Memory Poisoning

Memory poisoning is an attack where adversarial content is injected into an AI agent's persistent memory stores — vector databases, episodic memory, or cached context — causing the agent to reference and act on false or malicious information in future interactions, often long after the initial compromise.

What Is Memory Poisoning?

Most capable AI agents maintain some form of persistent memory: a vector database of past interactions, a retrieval store for relevant documents, cached summaries of previous tasks. This memory lets agents accumulate context, personalize responses, and improve performance over time.

It also creates a durable attack surface.

Memory poisoning works like this: an attacker finds a way to insert content into the agent's memory — through direct interaction, through a document the agent processes, through a message in a shared channel. That content is stored and later retrieved when the agent encounters related queries or tasks. The poisoned memory then influences the agent's future behavior, potentially for every subsequent user in that system.

The critical property that distinguishes memory poisoning from standard prompt injection: persistence. A prompt injection attack affects a single interaction. A memory poisoning attack can propagate across hundreds or thousands of future interactions, by multiple users, without any further action from the attacker.

Attack Vectors

Direct injection via user input. In a multi-user agent system, one user submits content designed to be stored as memory. When other users later query the agent on related topics, the poisoned memory is retrieved and included in context.

Indirect injection via document processing. An agent that reads and indexes documents for a RAG (Retrieval-Augmented Generation) system can be poisoned by any document it processes. An attacker who can influence which documents the agent reads — by getting a document indexed, submitting a form that gets stored, or placing content on a web page the agent scrapes — can inject into the memory store.

Cross-session poisoning. In systems where agents retain memory across sessions, poisoning in one session affects all future sessions. If the agent remembers "User X's organization's GitHub org is github.com/attacker-controlled," every future operation that relies on that memory is compromised.

The MINJA Research

The MINJA (Memory INJection Attack) research (2026) demonstrated that in multi-user LLM agent systems, a single poisoned memory entry could influence responses to unrelated queries for all future users. The attack used semantic similarity — ensuring the malicious memory entry would be retrieved whenever users asked about broadly related topics.

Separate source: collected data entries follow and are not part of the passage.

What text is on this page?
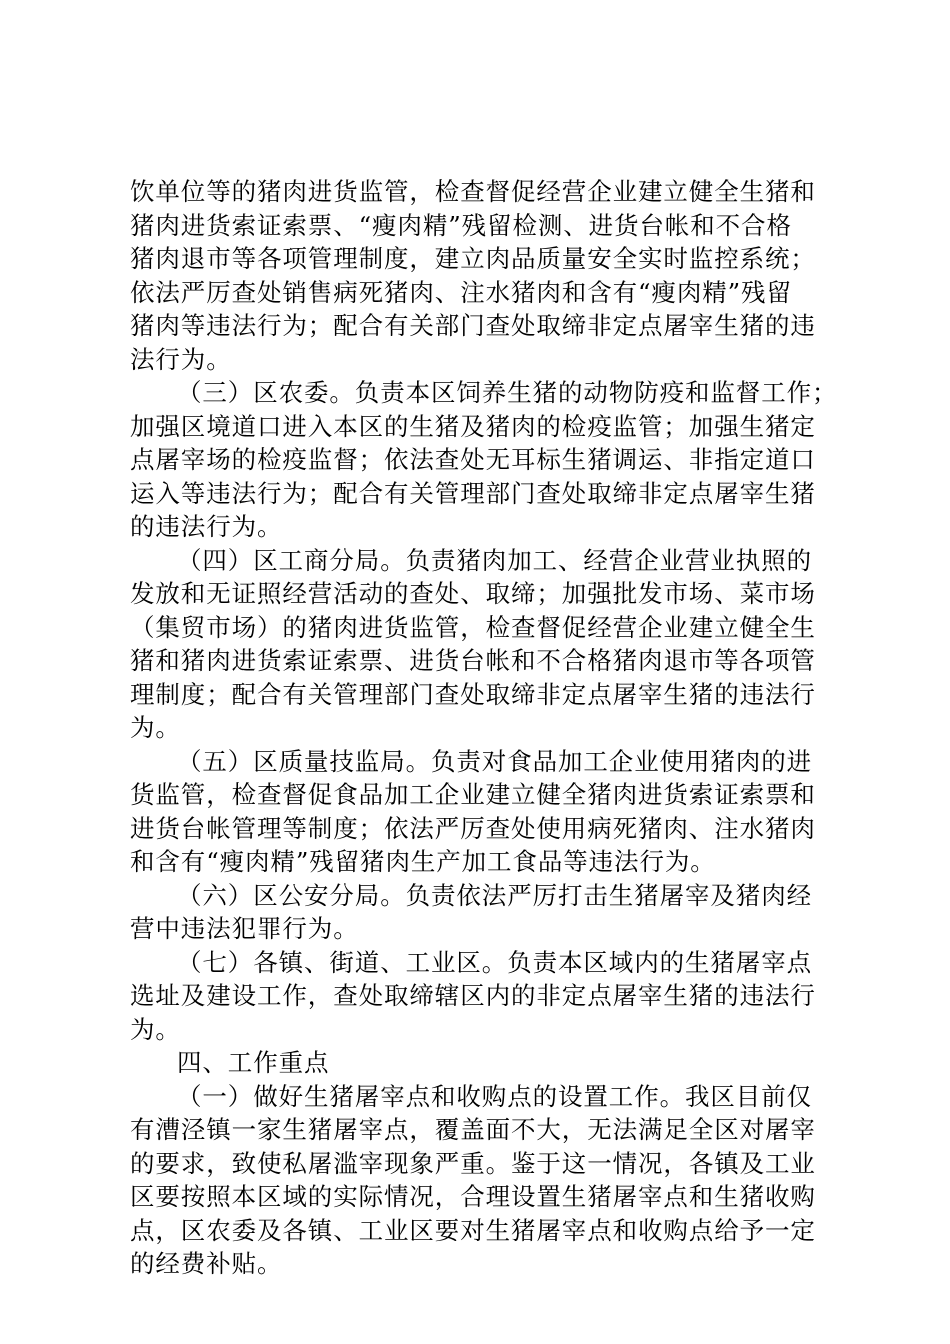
饮单位等的猪肉进货监管，检查督促经营企业建立健全生猪和
猪肉进货索证索票、“瘦肉精”残留检测、进货台帐和不合格
猪肉退市等各项管理制度，建立肉品质量安全实时监控系统；
依法严厉查处销售病死猪肉、注水猪肉和含有“瘦肉精”残留
猪肉等违法行为；配合有关部门查处取缔非定点屠宰生猪的违
法行为。
（三）区农委。负责本区饲养生猪的动物防疫和监督工作；
加强区境道口进入本区的生猪及猪肉的检疫监管；加强生猪定
点屠宰场的检疫监督；依法查处无耳标生猪调运、非指定道口
运入等违法行为；配合有关管理部门查处取缔非定点屠宰生猪
的违法行为。
（四）区工商分局。负责猪肉加工、经营企业营业执照的
发放和无证照经营活动的查处、取缔；加强批发市场、菜市场
（集贸市场）的猪肉进货监管，检查督促经营企业建立健全生
猪和猪肉进货索证索票、进货台帐和不合格猪肉退市等各项管
理制度；配合有关管理部门查处取缔非定点屠宰生猪的违法行
为。
（五）区质量技监局。负责对食品加工企业使用猪肉的进
货监管，检查督促食品加工企业建立健全猪肉进货索证索票和
进货台帐管理等制度；依法严厉查处使用病死猪肉、注水猪肉
和含有“瘦肉精”残留猪肉生产加工食品等违法行为。
（六）区公安分局。负责依法严厉打击生猪屠宰及猪肉经
营中违法犯罪行为。
（七）各镇、街道、工业区。负责本区域内的生猪屠宰点
选址及建设工作，查处取缔辖区内的非定点屠宰生猪的违法行
为。
四、工作重点
（一）做好生猪屠宰点和收购点的设置工作。我区目前仅
有漕泾镇一家生猪屠宰点，覆盖面不大，无法满足全区对屠宰
的要求，致使私屠滥宰现象严重。鉴于这一情况，各镇及工业
区要按照本区域的实际情况，合理设置生猪屠宰点和生猪收购
点，区农委及各镇、工业区要对生猪屠宰点和收购点给予一定
的经费补贴。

Key finding: standard retrieval mechanisms (cosine similarity over embeddings) don't distinguish between legitimate memories and adversarially crafted ones. The poisoned entry looked, to the retrieval system, like a high-quality relevant result.

Why It's Underappreciated

Memory poisoning gets less attention than prompt injection because it's less visible. A successful prompt injection produces an immediate, observable effect. A successful memory poisoning attack sits dormant, influencing behavior gradually, and is much harder to attribute.

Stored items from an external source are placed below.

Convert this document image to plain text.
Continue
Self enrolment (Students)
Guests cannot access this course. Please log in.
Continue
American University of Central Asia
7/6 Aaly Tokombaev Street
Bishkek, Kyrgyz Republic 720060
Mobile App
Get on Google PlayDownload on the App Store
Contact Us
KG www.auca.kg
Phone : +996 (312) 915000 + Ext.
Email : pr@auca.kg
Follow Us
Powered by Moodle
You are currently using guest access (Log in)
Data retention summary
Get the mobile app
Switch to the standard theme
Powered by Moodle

In production systems running at scale — where agents process thousands of documents per day and serve thousands of users — detecting that a specific memory entry is causing problems may require months of investigation, if it's detected at all.

Defense

Memory validation. Before storing content in persistent memory, apply validation checks. Don't store verbatim content from untrusted sources — summarize, extract structured fields, or apply a secondary review before persistence.

Memory isolation. User A's memory should not be retrievable by User B. In multi-user systems, namespace memory by user identity and enforce strict retrieval boundaries.

Memory TTL and pruning. Persistent memory shouldn't be truly permanent. Implement time-to-live policies and periodic auditing of stored memory contents.

Source tracking. Know where each memory entry came from. If a memory entry was sourced from an untrusted document or an unverified external source, mark it accordingly and treat it as lower-trust in downstream reasoning.

FAQ

Is memory poisoning the same as data poisoning in ML? Related but different. ML data poisoning attacks corrupt a model's training data to influence its learned behavior. Memory poisoning attacks corrupt an agent's operational memory — the external stores it queries at runtime. You don't need to retrain the model; you only need to insert one malicious entry into the retrieval store.

Does this affect all RAG systems? Yes. Any system that retrieves external content and includes it in an LLM's context window is potentially vulnerable to poisoning of that content store.

How quickly can poisoned memory be propagated? In systems that retrieve memories based on semantic similarity, a single well-crafted poisoned entry can affect responses to broad topic areas immediately after insertion, for all users who query related topics.